When we get off the train, we continue to simply inter-act with the world until it meets all our needs. And our world seems to me to offer this gratification as never before. On the way in to work there are dozens of food outlets where I can choose from numerous different varieties of coffee, have an English or Continental Breakfast or something entirely different altogether. At lunch its Italian, Mediterranean, Indian, Chinese, Mexican, Fusion,Vegetarian, Low-fat, Gluten-free: I want it, I can get it. Ten years ago if I wanted to buy a CD I might go to the town and scour the shops to see if it was in stock. If it wasn't I had to order it or - most likely - go to London. No need now: if I want the product, I can order it on-line; if I want to experience the music I just log on to Last FM and listen; or download it. Same too with books and films.
And if I do want to go to a shop I can now do so virtually 24 hours a day courtesy of the local supermarket. Sunday no longer presents an obstacle to my shopping fix either. I am naturally outraged that some stick-in-the-mud people restrict my Sunday shopping to between the hours of 10 and 4 but I guess that leaves a bit of time to just chill. And boy can I do that. Satellite television caters for my every need - football or film mostly but if the urge takes me I can watch repeats of Who Wants to be a Millionaire or America's Next Top Model.
In short I can now design my own world and have it to conform to all my preferences. I can read the news when I want - I can even have it sent to my mobile if I prefer. Mass media communications are increasingly designed to fit the person. And if I wish to respond then the same digital media opportunities present themselves - Facebook, Twitter, Blogs and so on.

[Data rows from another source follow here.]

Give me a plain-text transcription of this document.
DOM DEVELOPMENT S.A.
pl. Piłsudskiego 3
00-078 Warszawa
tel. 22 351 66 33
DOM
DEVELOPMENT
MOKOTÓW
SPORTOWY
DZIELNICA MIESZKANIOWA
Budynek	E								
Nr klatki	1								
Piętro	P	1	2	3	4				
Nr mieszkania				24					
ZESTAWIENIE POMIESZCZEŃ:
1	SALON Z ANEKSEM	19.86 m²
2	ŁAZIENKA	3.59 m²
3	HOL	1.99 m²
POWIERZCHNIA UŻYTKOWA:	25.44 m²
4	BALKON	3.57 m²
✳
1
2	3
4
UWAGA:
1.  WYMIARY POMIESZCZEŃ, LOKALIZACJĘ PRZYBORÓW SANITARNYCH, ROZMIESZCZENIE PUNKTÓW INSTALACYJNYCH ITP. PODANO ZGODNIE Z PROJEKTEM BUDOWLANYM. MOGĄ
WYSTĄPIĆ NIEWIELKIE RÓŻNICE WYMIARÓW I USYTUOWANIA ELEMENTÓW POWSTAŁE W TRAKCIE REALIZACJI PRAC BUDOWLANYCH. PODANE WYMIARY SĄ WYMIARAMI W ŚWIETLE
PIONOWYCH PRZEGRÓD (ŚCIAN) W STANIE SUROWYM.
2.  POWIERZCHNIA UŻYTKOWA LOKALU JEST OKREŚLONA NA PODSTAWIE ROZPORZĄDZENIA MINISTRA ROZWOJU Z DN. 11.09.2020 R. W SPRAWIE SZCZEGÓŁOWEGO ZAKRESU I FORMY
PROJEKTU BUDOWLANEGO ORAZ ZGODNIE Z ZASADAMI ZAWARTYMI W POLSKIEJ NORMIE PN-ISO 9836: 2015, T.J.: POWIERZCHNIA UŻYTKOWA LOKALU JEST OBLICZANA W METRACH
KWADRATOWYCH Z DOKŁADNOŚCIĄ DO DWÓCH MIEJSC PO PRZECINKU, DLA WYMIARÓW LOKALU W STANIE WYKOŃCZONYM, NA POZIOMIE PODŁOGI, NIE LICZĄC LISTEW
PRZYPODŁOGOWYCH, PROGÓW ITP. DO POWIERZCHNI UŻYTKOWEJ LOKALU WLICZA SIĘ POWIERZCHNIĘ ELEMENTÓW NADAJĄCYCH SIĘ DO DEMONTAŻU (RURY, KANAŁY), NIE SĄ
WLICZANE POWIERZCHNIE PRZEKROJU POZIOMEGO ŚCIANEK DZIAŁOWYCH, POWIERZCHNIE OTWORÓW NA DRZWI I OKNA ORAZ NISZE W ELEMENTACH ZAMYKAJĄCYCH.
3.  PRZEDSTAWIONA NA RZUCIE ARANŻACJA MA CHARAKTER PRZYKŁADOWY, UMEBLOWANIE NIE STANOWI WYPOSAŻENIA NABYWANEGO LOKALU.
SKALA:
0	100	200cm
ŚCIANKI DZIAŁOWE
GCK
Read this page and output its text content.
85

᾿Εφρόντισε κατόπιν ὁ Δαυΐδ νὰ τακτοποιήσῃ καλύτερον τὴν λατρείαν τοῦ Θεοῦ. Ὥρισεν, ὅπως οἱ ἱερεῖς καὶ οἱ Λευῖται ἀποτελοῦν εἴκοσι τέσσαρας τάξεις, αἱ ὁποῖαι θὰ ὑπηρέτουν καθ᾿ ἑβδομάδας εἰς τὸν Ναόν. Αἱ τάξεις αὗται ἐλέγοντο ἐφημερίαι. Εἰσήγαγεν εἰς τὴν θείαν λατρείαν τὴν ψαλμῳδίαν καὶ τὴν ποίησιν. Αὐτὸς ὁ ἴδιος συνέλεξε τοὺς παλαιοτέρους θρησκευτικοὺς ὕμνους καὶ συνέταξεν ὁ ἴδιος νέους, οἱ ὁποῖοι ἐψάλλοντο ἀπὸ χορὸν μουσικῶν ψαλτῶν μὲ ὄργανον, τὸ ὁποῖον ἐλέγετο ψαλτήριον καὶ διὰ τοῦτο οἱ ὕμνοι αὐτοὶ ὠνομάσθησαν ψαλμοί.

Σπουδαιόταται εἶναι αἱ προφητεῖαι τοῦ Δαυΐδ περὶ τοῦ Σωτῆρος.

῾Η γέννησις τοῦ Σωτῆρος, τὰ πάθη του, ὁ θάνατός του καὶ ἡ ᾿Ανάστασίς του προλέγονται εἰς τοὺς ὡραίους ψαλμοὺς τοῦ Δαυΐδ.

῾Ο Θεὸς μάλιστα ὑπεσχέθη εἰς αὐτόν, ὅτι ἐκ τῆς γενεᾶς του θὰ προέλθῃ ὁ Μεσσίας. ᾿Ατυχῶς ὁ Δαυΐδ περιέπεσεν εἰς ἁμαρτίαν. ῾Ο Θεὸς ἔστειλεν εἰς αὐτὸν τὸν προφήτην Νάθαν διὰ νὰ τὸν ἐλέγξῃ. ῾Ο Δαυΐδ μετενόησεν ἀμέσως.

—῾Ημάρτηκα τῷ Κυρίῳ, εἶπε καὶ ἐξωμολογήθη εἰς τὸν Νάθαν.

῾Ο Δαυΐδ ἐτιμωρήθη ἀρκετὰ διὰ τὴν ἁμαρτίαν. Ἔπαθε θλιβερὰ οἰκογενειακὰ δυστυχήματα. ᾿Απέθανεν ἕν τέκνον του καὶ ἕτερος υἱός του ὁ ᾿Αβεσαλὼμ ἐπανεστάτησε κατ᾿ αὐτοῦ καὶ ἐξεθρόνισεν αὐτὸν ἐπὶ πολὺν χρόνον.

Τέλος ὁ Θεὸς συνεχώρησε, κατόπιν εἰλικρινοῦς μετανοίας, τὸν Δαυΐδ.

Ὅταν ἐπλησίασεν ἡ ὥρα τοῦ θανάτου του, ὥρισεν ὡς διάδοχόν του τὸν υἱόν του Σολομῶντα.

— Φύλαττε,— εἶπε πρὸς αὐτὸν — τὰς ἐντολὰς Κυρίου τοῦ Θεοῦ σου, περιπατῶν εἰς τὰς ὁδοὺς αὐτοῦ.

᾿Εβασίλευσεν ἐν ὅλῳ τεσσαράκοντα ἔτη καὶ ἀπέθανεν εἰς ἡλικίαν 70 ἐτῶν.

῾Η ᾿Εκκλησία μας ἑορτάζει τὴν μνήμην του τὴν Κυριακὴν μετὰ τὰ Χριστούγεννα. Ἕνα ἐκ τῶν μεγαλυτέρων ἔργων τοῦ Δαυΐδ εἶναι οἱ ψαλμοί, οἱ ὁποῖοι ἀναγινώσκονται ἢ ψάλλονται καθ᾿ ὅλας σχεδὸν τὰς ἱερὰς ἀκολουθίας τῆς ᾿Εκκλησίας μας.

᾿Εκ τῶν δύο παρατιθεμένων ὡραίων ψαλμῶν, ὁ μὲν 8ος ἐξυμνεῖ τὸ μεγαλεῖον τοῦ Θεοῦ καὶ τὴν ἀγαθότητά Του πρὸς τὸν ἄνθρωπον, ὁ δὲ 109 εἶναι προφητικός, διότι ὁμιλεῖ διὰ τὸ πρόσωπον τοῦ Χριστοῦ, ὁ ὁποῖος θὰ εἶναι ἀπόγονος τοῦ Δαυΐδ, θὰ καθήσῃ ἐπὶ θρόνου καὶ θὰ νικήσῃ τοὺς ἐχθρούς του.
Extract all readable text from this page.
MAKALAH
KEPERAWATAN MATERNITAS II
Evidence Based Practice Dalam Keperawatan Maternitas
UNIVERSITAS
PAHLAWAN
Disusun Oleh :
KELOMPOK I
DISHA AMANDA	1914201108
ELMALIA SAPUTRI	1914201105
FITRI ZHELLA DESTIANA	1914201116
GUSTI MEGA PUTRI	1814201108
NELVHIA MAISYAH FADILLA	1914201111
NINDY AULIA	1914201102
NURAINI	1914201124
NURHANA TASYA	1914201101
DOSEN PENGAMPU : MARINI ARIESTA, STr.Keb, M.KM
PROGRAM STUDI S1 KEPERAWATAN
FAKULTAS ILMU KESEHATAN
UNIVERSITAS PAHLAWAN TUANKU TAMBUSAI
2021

In this world where our own desires can be so readily gratified the question that came into my head was this: why should anyone feel the need for God? When the world can meet all your everyday needs and more why think about the transcendent? And just as that thought of why bother goes through your mind along comes a bendy-bus saying "There probably isn't a God so enjoy life". So its not so much a case of "Is there a God" as: well, even if there is does it matter? We're doing perfectly well without God, without religion; we have our laptops and our i-Pods. We have on-line shops and real shops. We have the world at our finger-tips on Facebook. Show me where God is in all this. There is no evidence, after all, that even if there is a God that it affects me personally, is there?
So, one by one, the light switch is being turned as more of us recognise that we can do perfectly well without God. Both from a personal perspective and from that of society as a whole. And for those of us resolved to keep the switch s firmly "On" what are we to say who have set the switch in the "Off" or "Couldn't Care Less" mode.